Sparkleshare

2012-01-08 5-minute read

Sparkleshare is a file sharing utility that keeps folders in sync on multiple computers in a similar fashion to the commercial and proprietary Dropbox. Sparkleshare recently released a Windows client, finally allowing me to start switching my co-workers at the Progressive Technology Project away from Dropbox.

Overall, I’m very impressed. In particular, I appreciate the Sparkleshare authors’ decision to build on top of existing tools (git for storage and revision control, ssh for transport, and ssh public key infrastructure for authorization and authentication). That means I don’t have to learn new tools and protocols to debug and it means Sparkleshare can focus on the file sharing pieces.

Despite my overall enthusiasm, I do have some serious concerns.

Protecting your credentials

A researcher found a startling security flaw in Dropbox - if you can copy a particular file from a user’s computer to your own computer, you can impersonate them flawlessly, accessing all their Dropbox files without having to know the user’s password. Unfortunately, Sparkleshare suffers from this same vulnerability if you use the default configuration.

When you first install Sparkleshare, it creates a password-less ssh private/public key pair and then makes the public part easily accessible to you so you can add it to your server (or gitorious account, etc). Very convenient. But it also means that all an attacker needs to do is copy your private key (and your Sparkleshare configuration file) and they get complete control over your files.

This problem is easily avoided. If you are running Linux or Mac OS X and you have your own key loaded in your ssh agent, Sparkleshare will happily use that key. So - simply by using your existing (presumably password-protected key) on your remote Sparkleshare servers, you can mitigate this problem. Sparkleshare will still load your Sparkleshare generated key, but if you don’t provide that key with access to anything, no harm is done.

Confirming each use of your key

However… that leads to a new problem. If you are like me, your ssh agent is configured to ask for a confirmation every time your key is used. And, Sparkleshare regularly polls the remote git repository for changes. At best repeatedly clicking to confirm is tedious. At worst, it prevents you from intelligently rejecting malicious requests, thus defeating the whole purpose of the check.

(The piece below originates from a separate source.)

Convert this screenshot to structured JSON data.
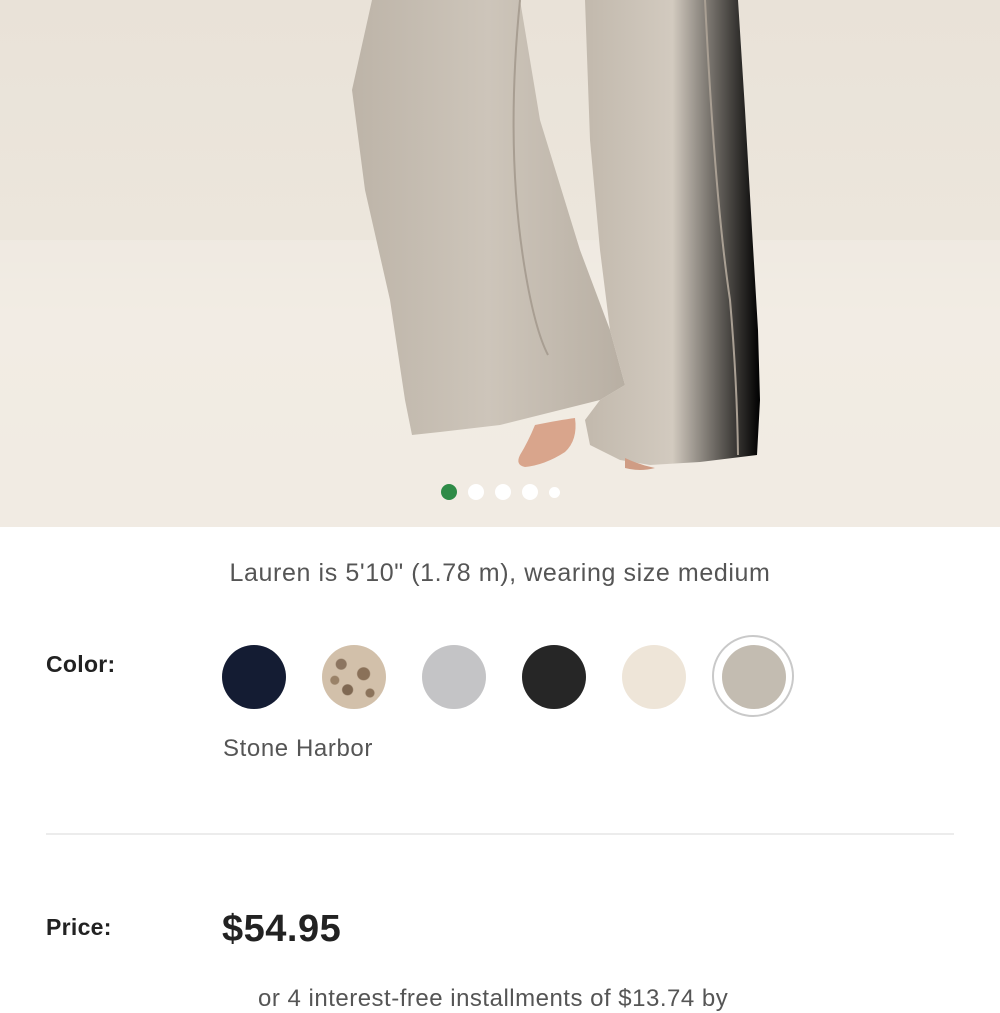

It is possible to launch Sparkleshare via ssh-agent in an environment in which you are not requiring the confirmation when Sparkleshare uses your key, but still requiring it for all other uses. However, given the trade offs, I’ve decided to add a password to my Sparkleshare provided ssh key rather than using my existing key:

ssh-keygen -p -f ~/.config/sparkleshare/sparkleshare.jamie@progressivetech.org.key

Now, I am prompted to enter my passphrase when I start Sparkleshare and don’t have to confirm every use of the key. And, I continue to confirm each use of my main key.

git was designed to store code, not documents

Just because something is designed for one purpose doesn’t mean it can’t be used for another. However, there are a few limitations.

Large files are one. git can handle files over 100MB, but may run into memory problems. I had to alter the git windowMemory setting, raising it higher than the size of the largest file.

Another problem is disk space. Since git keeps full revision history on every machine, you have to download more data than just the files that are checked out. The more edits you make to a repository, the more disk space beyond what is checked out is needed (and deleting files won’t help).

Lastly, you can’t use file modification times. With git, the file modification time will depend on when you checkout the files. With some fancy hook writing, you could tweak things so that the file modification date is the same as the commit date, but that still won’t help you if you add an existing directory to Sparkleshare because all the files will have the same commit time.

This “bug” has been reported to git and it has been rejected because mucking with the modification time of files can have bad results when you are using make to compile code. As Linus colorfully put it:

I'm sorry. If you don't see how it's WRONG to set a datestamp back to something that will make a simple "make" miscompile your source tree, 
I don't know what definition of "wrong" you are talking about.
It's WRONG.
It's STUPID.
And it's totally INFEASIBLE to implement.

Well, did I mention that git was designed for source code?

No server validation

Of all the problems I encountered, this one is by far the most serious.

Perusing ~/.config/sparkleshare/debug.log is very informative. On a default installation, after you have added a project, you’ll see:

19:32:27 [Fetcher][/home/jamie/SparkleShare/.tmp/bar] Fetching folder: ssh://foo@bar.org/foo/bar
19:32:27 [Fetcher] Disabled host key checking for bar.org

Wah.

Once the project is added, whatever key fingerprint is given is stuffed into your ~/.ssh/known_hosts file. Host key checking is only disabled when you initially create the project, so if you connect to the proper server the first time, you are protected from subsequent man-in-the-middle attacks. However… if the initial fingerprint is wrong, your personal ssh configuration is now poisoned. This seems like a very bad idea. I’ve opened a debian bug to address it.